何かの救いを与えてくれやしないだろうか。
第15回鮎川哲也賞佳作、待望の刊行
(06年6月刊『世紀末大(グラン)バザール 六月の雪』)
日向 旦 akira HYUGA
どうにもこうにも鬱屈する日々が続いていたある日のこと、私は狭小で限定された世界とそこに流れるやはり極めて限定された時間で構成された話を、無性に書きたくなりました。
ようするに小さな世界とその小さな終焉を描くことが、何かの救いを与えてくれやしないだろうか、とそんなふうな希望的な観測を持ったわけです。
そんな具合に生まれたこの物語は、大阪は泉州地方南部、関西空港の近くにある架空の小さな町、そこにある半非合法なショッピングモールとその周辺が舞台となります。
モールには、いろんな過去を抱えた「くせ者」たちが集まり、一つの共同体を形成しています。
時は、ノストラダムスが世界の終末を予言した1999年の春の終わりから初夏にかけて。
一人の旅人がやってきて「探偵」になった時、物語は流れ出します。
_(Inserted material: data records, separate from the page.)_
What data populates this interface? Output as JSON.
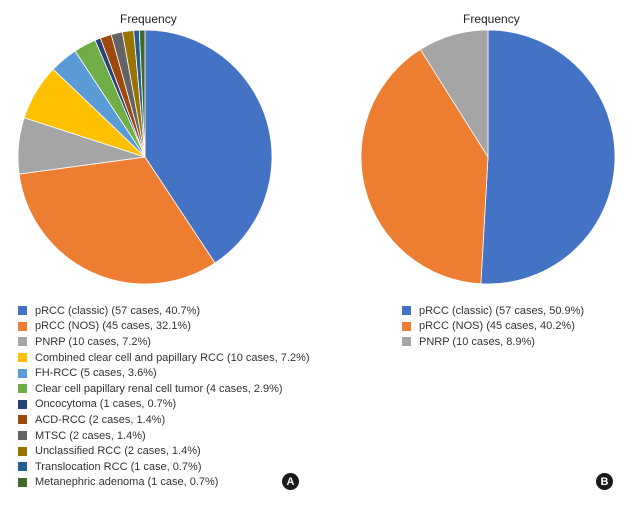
{
  "chart_data": [
    {
      "type": "pie",
      "panel_label": "A",
      "title": "Frequency",
      "slices": [
        {
          "label": "pRCC (classic) (57 cases, 40.7%)",
          "value": 57,
          "color": "#4472c4"
        },
        {
          "label": "pRCC (NOS) (45 cases, 32.1%)",
          "value": 45,
          "color": "#ed7d31"
        },
        {
          "label": "PNRP (10 cases, 7.2%)",
          "value": 10,
          "color": "#a5a5a5"
        },
        {
          "label": "Combined clear cell and papillary RCC (10 cases, 7.2%)",
          "value": 10,
          "color": "#ffc000"
        },
        {
          "label": "FH-RCC (5 cases, 3.6%)",
          "value": 5,
          "color": "#5b9bd5"
        },
        {
          "label": "Clear cell papillary renal cell tumor (4 cases, 2.9%)",
          "value": 4,
          "color": "#70ad47"
        },
        {
          "label": "Oncocytoma (1 cases, 0.7%)",
          "value": 1,
          "color": "#264478"
        },
        {
          "label": "ACD-RCC (2 cases, 1.4%)",
          "value": 2,
          "color": "#9e480e"
        },
        {
          "label": "MTSC (2 cases, 1.4%)",
          "value": 2,
          "color": "#636363"
        },
        {
          "label": "Unclassified RCC (2 cases, 1.4%)",
          "value": 2,
          "color": "#997300"
        },
        {
          "label": "Translocation RCC (1 case, 0.7%)",
          "value": 1,
          "color": "#255e91"
        },
        {
          "label": "Metanephric adenoma (1 case, 0.7%)",
          "value": 1,
          "color": "#43682b"
        }
      ]
    },
    {
      "type": "pie",
      "panel_label": "B",
      "title": "Frequency",
      "slices": [
        {
          "label": "pRCC (classic) (57 cases, 50.9%)",
          "value": 57,
          "color": "#4472c4"
        },
        {
          "label": "pRCC (NOS) (45 cases, 40.2%)",
          "value": 45,
          "color": "#ed7d31"
        },
        {
          "label": "PNRP (10 cases, 8.9%)",
          "value": 10,
          "color": "#a5a5a5"
        }
      ]
    }
  ]
}
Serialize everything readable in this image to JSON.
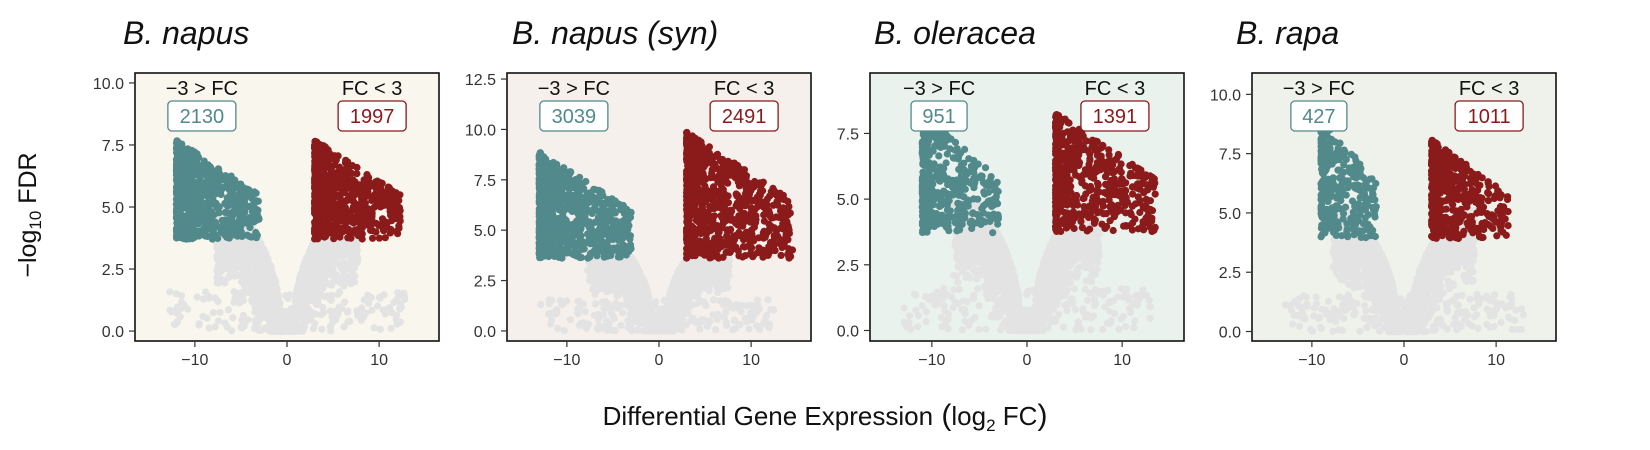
{
  "figure": {
    "ylabel_prefix": "−log",
    "ylabel_sub": "10",
    "ylabel_suffix": " FDR",
    "xlabel_main": "Differential Gene Expression",
    "xlabel_log": "log",
    "xlabel_sub": "2",
    "xlabel_fc": " FC",
    "colors": {
      "down": "#528a8c",
      "up": "#8b1a1a",
      "background_points": "#e3e3e3"
    }
  },
  "chart_data": [
    {
      "type": "scatter",
      "title": "B. napus",
      "panel_color": "#f9f6ee",
      "xlim": [
        -16.5,
        16.5
      ],
      "ylim": [
        -0.4,
        10.4
      ],
      "xticks": [
        -10,
        0,
        10
      ],
      "xtick_labels": [
        "−10",
        "0",
        "10"
      ],
      "yticks": [
        0,
        2.5,
        5,
        7.5,
        10
      ],
      "ytick_labels": [
        "0.0",
        "2.5",
        "5.0",
        "7.5",
        "10.0"
      ],
      "down_label": "−3 > FC",
      "up_label": "FC < 3",
      "down_count": "2130",
      "up_count": "1997",
      "down_region": {
        "x": [
          -12,
          -3
        ],
        "y": [
          3.7,
          7.7
        ]
      },
      "up_region": {
        "x": [
          3,
          12.3
        ],
        "y": [
          3.7,
          7.7
        ]
      }
    },
    {
      "type": "scatter",
      "title": "B. napus (syn)",
      "panel_color": "#f5f0ec",
      "xlim": [
        -16.5,
        16.5
      ],
      "ylim": [
        -0.5,
        12.8
      ],
      "xticks": [
        -10,
        0,
        10
      ],
      "xtick_labels": [
        "−10",
        "0",
        "10"
      ],
      "yticks": [
        0,
        2.5,
        5,
        7.5,
        10,
        12.5
      ],
      "ytick_labels": [
        "0.0",
        "2.5",
        "5.0",
        "7.5",
        "10.0",
        "12.5"
      ],
      "down_label": "−3 > FC",
      "up_label": "FC < 3",
      "down_count": "3039",
      "up_count": "2491",
      "down_region": {
        "x": [
          -13,
          -3
        ],
        "y": [
          3.6,
          8.9
        ]
      },
      "up_region": {
        "x": [
          3,
          14.5
        ],
        "y": [
          3.6,
          9.9
        ]
      }
    },
    {
      "type": "scatter",
      "title": "B. oleracea",
      "panel_color": "#eaf2ee",
      "xlim": [
        -16.5,
        16.5
      ],
      "ylim": [
        -0.4,
        9.8
      ],
      "xticks": [
        -10,
        0,
        10
      ],
      "xtick_labels": [
        "−10",
        "0",
        "10"
      ],
      "yticks": [
        0,
        2.5,
        5,
        7.5
      ],
      "ytick_labels": [
        "0.0",
        "2.5",
        "5.0",
        "7.5"
      ],
      "down_label": "−3 > FC",
      "up_label": "FC < 3",
      "down_count": "951",
      "up_count": "1391",
      "down_region": {
        "x": [
          -11,
          -3
        ],
        "y": [
          3.7,
          8.3
        ]
      },
      "up_region": {
        "x": [
          3,
          13.5
        ],
        "y": [
          3.7,
          8.3
        ]
      }
    },
    {
      "type": "scatter",
      "title": "B. rapa",
      "panel_color": "#eef2ea",
      "xlim": [
        -16.5,
        16.5
      ],
      "ylim": [
        -0.4,
        10.9
      ],
      "xticks": [
        -10,
        0,
        10
      ],
      "xtick_labels": [
        "−10",
        "0",
        "10"
      ],
      "yticks": [
        0,
        2.5,
        5,
        7.5,
        10
      ],
      "ytick_labels": [
        "0.0",
        "2.5",
        "5.0",
        "7.5",
        "10.0"
      ],
      "down_label": "−3 > FC",
      "up_label": "FC < 3",
      "down_count": "427",
      "up_count": "1011",
      "down_region": {
        "x": [
          -9,
          -3
        ],
        "y": [
          3.9,
          9.2
        ]
      },
      "up_region": {
        "x": [
          3,
          11.3
        ],
        "y": [
          3.9,
          8.1
        ]
      }
    }
  ]
}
「恐怖の大王」が舞い降りるその日に向かって。
といってもこれはもちろんパニック物でもSFでもありません。
この小世界を揺り動かし、終末に推し進めるために、大小のミステリアスな事件が矢継ぎ早に発生します。まるで世界の終わりを前に、大あわてで在庫の総ざらえをするように。
そう、封印されていたさまざまな事件の『世紀末グランバザール』が開かれるのです。
つまりこれはミステリーなのです。それも作者自身は本格であると信じていたくらいの。
あ。そこのあなた。鮎川哲也賞に応募したのだから、本格ミステリーであるのは当たり前じゃないか、などとお思いにならないように。
話はちょっと変わります。
これが佳作に決まった去年の春、編集部に手直しについて電話でお聞きした時のことです。
「あ。別に直さなくていいですよ。それにムリにミステリーにする必要はないですから」
「えっ?」
これは第一の驚きでした。私は自分の書いたものが、ミステリー(それも本格)以外の何ものでもないと思っていたのですから。
追っかけるように、あのヨン様が「四月の雪」という映画に出るという第二の驚きに接しましたが、ま、これは別の話ですね。
話を戻します。
ともかく書いている最中は、本格ミステリーのつもりで、大昔に読んだ傑作推理小説群を思い出しながら、幸福な気分で書き上げることができました。
もっとも、あれもこれもと入れたくなり、必然的に構想(妄想)は闇雲に拡がり、これはとても一冊じゃ終わらないなと思いました(妄想は構想よりはるかに得意なのです)。しかしそれでは応募できない。
そこできりのいいところでなんとか切り上げ、“六月の限定バザール”として、どうにかこうにか一編にまとめ上げました。
さてはて、これが本格ミステリーか、そうでないかは、読んで頂いた方に判断していただくほかないわけです。でもそのためには、まずお買い上げ頂かねば(と妙にアクラツな奸計を披露します)。
いかがなものでしょうか。
■ 日向 旦(ひゅうが・あきら)
1955年、大阪府生まれ。同志社大学法学部卒。第15回鮎川哲也賞に投じた本作が佳作となり、2006年6月デビュー。